Since some people don’t provide much information about themselves or their interests on their social profiles, advertisements on those members’ profile pages might be inferred based upon profile or group membership information from others whom they might be related to in some manner on the social network.
We are told that:
The systems and techniques described here may provide one or more of the following advantages.
First, social network users can be targeted (e.g., for advertising purposes) regardless of whether the users have generated an adequate user profile.
Second, user interests can be inferred based on the interests of the users’ friends that are also members of the social network.
Third, users’ interests can be inferred based on group membership and information about the group.
Fourth, the influence of a friend’s interests can be adjusted based on the type and degree of relationship between the user and the friend.
The patent filing is:
Inferring User Interests Invented by Shumeet Baluja, Yushi Jing, Dandapani Sivakumar, and Jay Yagnik Assigned to Google US Patent Application 20080275861 Published November 6, 2008 Filed May 1, 2007
Profiles might also include interests that don’t easily correspond to keywords that advertisers might choose to use when targeted their campaigns. The patent filing refers to those terms as “non-advertising keywords,” and describes a way that those terms might be mapped to keywords that are used by advertisers:
In some implementations, the inferred associations between the non-advertising keywords and the advertising keywords are based on social relationships specified in user profiles.
For example, Jacob may include terms in his profile, such as “hax0r” (i.e., hacker) and “btcn” (i.e., better than Chuck Norris) that do not correspond to advertising keywords. Jacob’s profile specifies that Leah and Rachel are friends. Both Leah and Rachel include terms in their profile, such as “Ajax” (i.e., asynchronous JavaScript and XML) and Perl (Practical Extraction and Reporting Language) that do correspond to advertising keywords.
An advertising system, such as the server system 104, can be used to generate associations between Leah and Rachel’s terms and Jacob’s terms so that advertisements targeted for Leah and Rachel based on the keywords in their profile can also be used to target ads for Jacob because an association is inferred between Jacob’s profile and terms in Leah and Rachel’s profiles.
The profile information used for this method might include more than just interests listed by a member in their profile, such as:
- User blogs,
- Postings by the user on her or other users’ profiles (e.g., comments in a commentary section of a web page),
- A user’s selection of hosted audio, images, and other files, and;
- Demographic information about the user, such as age, gender, address, etc.
Both broad categories and specific keywords could be associated with specific members based upon the content that they’ve generated on the site or could be associated to them based upon their relationships with others on that network.
The patent filing goes into considerably more detail on topics such as how much weight might be given to the interests of others, and how clickthroughs of ads might influence which advertisements are shown.
Another patent application published by Google this summer, Network Node Ad Targeting, took a different approach, attempting to target ads to the “influencers” of communities, by looking at members who might have the most links to their profiles (or connections to other members), and showing ads on their pages as well as community areas which those “influential” members participate.
Conclusion
I’m not sure how unique or nonobvious the process described in the Inferring User Interests patent filing might be, but it does provide some insights and details into an advertising model that Google might use to show ads on a social network.
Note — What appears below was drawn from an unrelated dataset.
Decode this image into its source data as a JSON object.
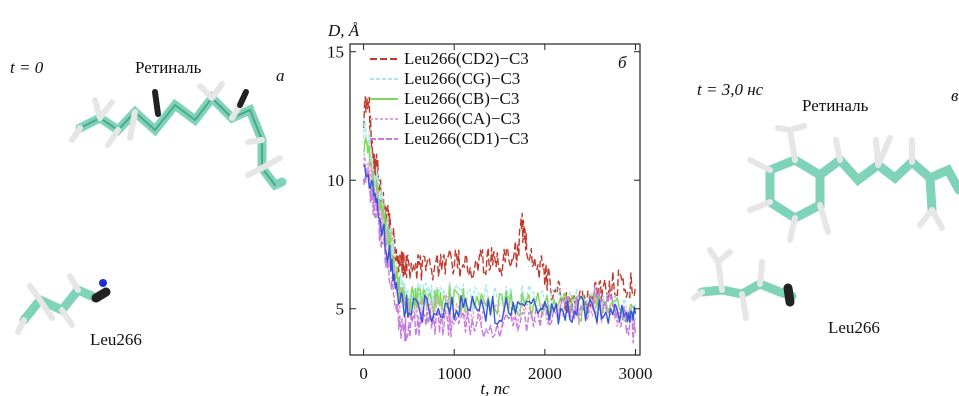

There are many different reasons and motivations behind friending someone on a social network, and people who have thousands of “friends” may not have a lot of interests in common with those they have befriended.
Might inferring interests from “friends” be a mistake, or basing ads on the interests of people who are considered influencers by the number of connections that they have to others?
Something to think about – what kinds of ads would Google show on your profile page at different social networks based upon the interests you’ve listed, the blogging and other activities you’ve performed there, and the “friends” that you’ve made?